Can We Learn How to Control Fat Metabolism?
The French used 2,4-Dinitrophenol (DNP) in the manufacturing of munitions during the First World War. Since then, DNP has been used as a dye, wood preservative, herbicide, and photograph developer. It was noticed from these uses that workers who came in contact with the molecule would lose weight and, in the early nineteen-thirties, DNP was commercialized to increase metabolism and burn fat (a complete review DNP and its history can be found here). DNP was shown to cause weight loss by decreasing the formation of high-energy phosphate bonds in mitochondria while at the same time stimulating systemic oxygen consumption — a combination known as uncoupling oxidative phosphorylation. On the positive side, this uncoupling leads to a heightened metabolic rate and increased fat metabolism. However, in the presence of DNP, the flux of protons through the mitochondrial membrane produced heat, but not ATP. This excess heat production led to uncontrolled hyperthermia following failed mechanisms of thermoregulatory homeostasis which resulted in significant morbidity and mortality. As a result, DNP was removed from the market in 1938, though it has periodically been sold through private clinics and over the Internet despite its evident toxicity.

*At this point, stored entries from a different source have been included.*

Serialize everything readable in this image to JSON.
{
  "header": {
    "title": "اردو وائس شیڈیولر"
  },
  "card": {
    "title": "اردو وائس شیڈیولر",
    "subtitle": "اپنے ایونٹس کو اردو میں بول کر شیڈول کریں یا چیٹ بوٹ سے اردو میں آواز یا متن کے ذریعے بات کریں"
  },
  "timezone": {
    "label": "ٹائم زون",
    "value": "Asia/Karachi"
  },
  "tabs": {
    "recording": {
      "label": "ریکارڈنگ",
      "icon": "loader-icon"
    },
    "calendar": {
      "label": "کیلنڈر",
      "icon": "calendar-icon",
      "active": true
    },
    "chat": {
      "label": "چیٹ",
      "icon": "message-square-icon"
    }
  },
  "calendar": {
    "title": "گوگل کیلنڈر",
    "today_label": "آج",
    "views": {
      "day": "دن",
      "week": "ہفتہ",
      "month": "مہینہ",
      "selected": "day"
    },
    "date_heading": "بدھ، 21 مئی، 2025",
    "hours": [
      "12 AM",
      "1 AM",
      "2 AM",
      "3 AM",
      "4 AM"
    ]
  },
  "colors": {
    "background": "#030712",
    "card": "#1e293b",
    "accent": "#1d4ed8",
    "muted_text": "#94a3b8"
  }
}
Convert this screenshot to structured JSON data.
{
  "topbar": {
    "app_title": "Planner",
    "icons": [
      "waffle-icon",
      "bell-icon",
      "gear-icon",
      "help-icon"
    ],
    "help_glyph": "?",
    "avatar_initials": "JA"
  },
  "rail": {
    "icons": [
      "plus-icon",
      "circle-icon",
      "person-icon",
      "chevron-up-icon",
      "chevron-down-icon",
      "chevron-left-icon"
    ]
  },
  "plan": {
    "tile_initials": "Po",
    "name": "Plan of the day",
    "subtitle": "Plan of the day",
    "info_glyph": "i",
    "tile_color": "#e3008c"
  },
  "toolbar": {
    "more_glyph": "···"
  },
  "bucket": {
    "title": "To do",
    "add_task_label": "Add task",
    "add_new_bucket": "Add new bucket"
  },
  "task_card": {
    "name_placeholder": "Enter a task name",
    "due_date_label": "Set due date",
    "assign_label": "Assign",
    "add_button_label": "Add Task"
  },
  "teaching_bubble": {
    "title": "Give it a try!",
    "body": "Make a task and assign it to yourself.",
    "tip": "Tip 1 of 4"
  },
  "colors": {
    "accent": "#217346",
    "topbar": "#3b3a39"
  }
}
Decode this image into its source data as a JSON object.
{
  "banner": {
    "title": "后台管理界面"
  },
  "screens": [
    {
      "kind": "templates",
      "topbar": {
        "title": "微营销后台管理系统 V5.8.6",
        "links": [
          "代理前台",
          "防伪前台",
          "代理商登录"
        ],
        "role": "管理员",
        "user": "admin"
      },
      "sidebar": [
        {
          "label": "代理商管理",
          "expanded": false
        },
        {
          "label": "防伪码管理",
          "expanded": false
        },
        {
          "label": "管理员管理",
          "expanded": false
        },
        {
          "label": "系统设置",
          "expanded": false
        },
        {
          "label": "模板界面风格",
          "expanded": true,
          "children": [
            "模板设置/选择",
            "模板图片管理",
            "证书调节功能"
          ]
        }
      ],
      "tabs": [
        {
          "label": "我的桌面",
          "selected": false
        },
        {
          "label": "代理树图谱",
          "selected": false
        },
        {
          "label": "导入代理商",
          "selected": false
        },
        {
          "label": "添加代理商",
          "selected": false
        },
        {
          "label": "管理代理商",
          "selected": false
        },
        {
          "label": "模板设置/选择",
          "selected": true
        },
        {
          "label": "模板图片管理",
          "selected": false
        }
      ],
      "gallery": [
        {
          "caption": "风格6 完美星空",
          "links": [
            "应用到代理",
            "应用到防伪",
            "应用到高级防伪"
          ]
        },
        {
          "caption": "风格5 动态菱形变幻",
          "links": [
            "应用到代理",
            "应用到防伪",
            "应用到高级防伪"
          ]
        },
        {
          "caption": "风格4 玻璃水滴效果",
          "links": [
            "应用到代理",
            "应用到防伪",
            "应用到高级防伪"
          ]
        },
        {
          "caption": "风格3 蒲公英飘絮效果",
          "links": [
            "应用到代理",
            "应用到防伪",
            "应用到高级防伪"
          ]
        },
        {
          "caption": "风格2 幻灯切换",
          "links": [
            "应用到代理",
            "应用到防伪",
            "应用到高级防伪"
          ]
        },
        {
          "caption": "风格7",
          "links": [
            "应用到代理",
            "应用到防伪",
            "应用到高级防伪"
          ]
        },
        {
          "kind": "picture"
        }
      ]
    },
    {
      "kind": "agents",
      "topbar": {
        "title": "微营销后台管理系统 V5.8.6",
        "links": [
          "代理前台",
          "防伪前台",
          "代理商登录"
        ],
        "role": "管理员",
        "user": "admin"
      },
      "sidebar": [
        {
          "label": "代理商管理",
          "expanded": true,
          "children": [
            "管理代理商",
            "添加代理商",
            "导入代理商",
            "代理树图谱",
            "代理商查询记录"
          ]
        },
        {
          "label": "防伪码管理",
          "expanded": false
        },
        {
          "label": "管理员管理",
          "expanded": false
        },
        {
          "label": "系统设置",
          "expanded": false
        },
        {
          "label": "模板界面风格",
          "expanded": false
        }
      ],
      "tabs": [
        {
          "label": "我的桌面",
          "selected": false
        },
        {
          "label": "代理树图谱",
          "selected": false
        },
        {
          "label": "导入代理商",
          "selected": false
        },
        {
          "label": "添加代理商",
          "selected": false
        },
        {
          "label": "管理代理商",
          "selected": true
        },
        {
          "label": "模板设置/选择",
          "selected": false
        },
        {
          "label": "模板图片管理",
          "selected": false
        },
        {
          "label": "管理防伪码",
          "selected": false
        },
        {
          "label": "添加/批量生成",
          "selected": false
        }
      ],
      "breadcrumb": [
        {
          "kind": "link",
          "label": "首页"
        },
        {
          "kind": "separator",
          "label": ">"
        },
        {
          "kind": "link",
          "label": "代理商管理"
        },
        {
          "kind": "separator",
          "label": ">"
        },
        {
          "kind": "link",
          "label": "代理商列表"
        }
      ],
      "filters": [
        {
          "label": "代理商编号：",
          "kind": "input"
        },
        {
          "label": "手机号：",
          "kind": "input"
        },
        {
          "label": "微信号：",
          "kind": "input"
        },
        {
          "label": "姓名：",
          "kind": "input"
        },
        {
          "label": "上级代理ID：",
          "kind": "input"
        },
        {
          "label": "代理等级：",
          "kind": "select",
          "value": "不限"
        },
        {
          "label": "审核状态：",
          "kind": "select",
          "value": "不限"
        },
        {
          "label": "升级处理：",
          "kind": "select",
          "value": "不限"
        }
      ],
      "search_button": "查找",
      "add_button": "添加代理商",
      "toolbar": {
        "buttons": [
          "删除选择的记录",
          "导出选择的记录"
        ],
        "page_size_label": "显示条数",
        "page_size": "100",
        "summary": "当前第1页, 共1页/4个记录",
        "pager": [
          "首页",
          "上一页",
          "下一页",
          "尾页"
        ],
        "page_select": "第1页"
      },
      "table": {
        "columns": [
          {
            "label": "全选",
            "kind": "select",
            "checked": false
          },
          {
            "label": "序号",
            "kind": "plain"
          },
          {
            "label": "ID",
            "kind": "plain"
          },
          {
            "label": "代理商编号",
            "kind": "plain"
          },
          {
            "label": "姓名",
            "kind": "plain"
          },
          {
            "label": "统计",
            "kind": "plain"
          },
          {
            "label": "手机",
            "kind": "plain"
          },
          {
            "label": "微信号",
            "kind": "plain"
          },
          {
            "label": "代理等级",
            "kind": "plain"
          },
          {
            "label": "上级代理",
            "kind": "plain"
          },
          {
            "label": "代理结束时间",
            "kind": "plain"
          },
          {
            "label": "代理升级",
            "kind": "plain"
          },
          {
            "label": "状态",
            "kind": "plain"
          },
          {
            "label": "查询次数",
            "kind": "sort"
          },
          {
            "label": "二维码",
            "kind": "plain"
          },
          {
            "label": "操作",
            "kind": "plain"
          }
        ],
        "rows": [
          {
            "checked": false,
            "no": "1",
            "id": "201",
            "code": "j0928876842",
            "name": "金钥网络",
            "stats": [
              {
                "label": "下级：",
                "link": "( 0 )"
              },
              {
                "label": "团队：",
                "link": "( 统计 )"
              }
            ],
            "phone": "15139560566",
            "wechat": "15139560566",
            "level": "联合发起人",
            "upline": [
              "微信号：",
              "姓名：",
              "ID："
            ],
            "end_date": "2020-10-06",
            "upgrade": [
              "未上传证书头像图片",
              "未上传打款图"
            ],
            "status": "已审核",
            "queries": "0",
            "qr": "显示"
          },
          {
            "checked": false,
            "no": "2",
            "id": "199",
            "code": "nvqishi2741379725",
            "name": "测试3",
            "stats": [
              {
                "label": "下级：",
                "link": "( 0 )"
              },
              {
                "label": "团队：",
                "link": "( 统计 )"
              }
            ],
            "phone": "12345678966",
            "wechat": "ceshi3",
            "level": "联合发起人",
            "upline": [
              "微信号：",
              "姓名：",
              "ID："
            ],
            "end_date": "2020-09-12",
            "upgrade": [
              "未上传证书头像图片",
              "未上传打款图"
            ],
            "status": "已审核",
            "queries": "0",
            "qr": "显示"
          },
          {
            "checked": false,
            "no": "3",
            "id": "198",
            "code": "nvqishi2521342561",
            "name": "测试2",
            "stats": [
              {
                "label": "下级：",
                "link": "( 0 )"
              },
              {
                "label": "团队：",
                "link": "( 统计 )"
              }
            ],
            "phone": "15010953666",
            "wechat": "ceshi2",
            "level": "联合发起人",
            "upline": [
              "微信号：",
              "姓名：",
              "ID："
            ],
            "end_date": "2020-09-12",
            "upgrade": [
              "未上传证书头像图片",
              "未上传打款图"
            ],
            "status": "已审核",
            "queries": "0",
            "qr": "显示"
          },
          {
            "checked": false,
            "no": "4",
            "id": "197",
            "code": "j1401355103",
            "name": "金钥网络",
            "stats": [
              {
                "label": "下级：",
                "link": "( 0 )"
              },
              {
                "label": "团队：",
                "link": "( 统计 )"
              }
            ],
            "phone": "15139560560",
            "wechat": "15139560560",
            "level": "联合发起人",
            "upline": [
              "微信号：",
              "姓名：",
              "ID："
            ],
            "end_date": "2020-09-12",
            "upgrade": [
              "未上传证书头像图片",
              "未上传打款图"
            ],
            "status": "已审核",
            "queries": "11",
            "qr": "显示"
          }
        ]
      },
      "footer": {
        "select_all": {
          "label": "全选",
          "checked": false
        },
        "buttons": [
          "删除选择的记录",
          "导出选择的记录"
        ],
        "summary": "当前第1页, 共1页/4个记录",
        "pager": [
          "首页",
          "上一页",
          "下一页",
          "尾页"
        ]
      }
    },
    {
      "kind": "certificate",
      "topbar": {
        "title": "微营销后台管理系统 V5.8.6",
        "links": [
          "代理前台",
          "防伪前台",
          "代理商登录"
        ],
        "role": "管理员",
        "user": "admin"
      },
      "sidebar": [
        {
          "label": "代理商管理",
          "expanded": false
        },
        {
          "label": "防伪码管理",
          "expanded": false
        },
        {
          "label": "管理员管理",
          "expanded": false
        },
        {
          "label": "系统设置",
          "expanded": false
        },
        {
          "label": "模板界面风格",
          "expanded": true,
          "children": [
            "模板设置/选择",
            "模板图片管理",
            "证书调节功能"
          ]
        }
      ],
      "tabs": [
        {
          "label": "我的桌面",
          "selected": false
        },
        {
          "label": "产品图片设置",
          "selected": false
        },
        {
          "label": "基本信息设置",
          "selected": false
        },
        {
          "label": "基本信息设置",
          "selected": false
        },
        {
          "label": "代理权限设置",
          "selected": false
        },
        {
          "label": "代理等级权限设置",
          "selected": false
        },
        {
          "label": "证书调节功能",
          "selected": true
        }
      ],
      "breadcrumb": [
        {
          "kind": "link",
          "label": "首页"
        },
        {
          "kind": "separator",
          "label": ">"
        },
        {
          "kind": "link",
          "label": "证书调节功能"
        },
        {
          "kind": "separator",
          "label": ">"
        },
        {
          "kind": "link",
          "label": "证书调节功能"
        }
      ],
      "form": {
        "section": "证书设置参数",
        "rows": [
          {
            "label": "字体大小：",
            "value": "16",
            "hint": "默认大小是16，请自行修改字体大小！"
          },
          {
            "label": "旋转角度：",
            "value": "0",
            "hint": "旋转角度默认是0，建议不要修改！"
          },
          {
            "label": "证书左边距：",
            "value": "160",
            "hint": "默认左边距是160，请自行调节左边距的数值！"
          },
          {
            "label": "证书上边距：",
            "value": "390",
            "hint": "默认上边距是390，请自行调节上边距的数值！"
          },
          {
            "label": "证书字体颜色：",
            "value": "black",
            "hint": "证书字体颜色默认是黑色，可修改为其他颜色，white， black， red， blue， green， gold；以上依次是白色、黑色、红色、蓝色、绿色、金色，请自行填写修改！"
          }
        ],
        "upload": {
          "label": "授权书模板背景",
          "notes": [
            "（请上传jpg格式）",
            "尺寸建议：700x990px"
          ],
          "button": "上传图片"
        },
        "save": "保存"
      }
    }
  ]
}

While our understanding of fat metabolism has evolved considerably since the nineteen-thirties, blockbuster agents have yet to be developed to help curb the obesity epidemic. Three areas of current interest in the search for control over fat metabolism are:
1/ Absorption & Production
As described in a review article published last year, the gut microbiome has been shown to have a major impact on dietary lipid composition, digestion, and absorption, potentially altering intestinal lipoprotein formation. It is notable that production of triglycerides (which are stored in adipose tissues) comes in large part from metabolism of carbohydrates through de novo lipogenesis rather than by the recycling of fatty acids, highlighting the impact of both excess fatty acids and excess carbohydrates in modern diets.
Identification of brown adipose tissues as a thermogenic organ in 1961 showed that some specific adipose tissues which were rich in mitochondria could reproduce the effect of DNP through the regulation of uncoupling protein 1 (UCP1). Since then, the search for the mechanisms to switch from white adipocytes to brown adipocytes for fat storage has explored both natural (through cold exposure and exercise) and pharmacological approaches. The latest attempt to switch from white to brown adipocytes uses a CRISPR cassette ex vivo. The cells are then transplanted back into the animal reducing risk of obesity and metabolic disease.
Fat, stored in form of triglycerides, is catabolized between meals as a prime energy source. As mentioned above, the search for safe ways to increase the metabolic rate has been a focus of research for many decades. It is now accepted that indiscriminately trying to activate mitochondrial uncoupling brings unavoidable toxicity. Although a narrower approach to drug UCP1 is underway, the identification of safe and effective agents remains a challenge. It is hoped that a better understanding of the mechanisms controlling mitochondrial uncoupling will offer alternative targets to UCP1 and better ways to drug this tricky protein.
We also hope that continued investment in understanding the underlying details of fat metabolism will eventually lead to better choices for consumers and patients in managing their weight and overall health.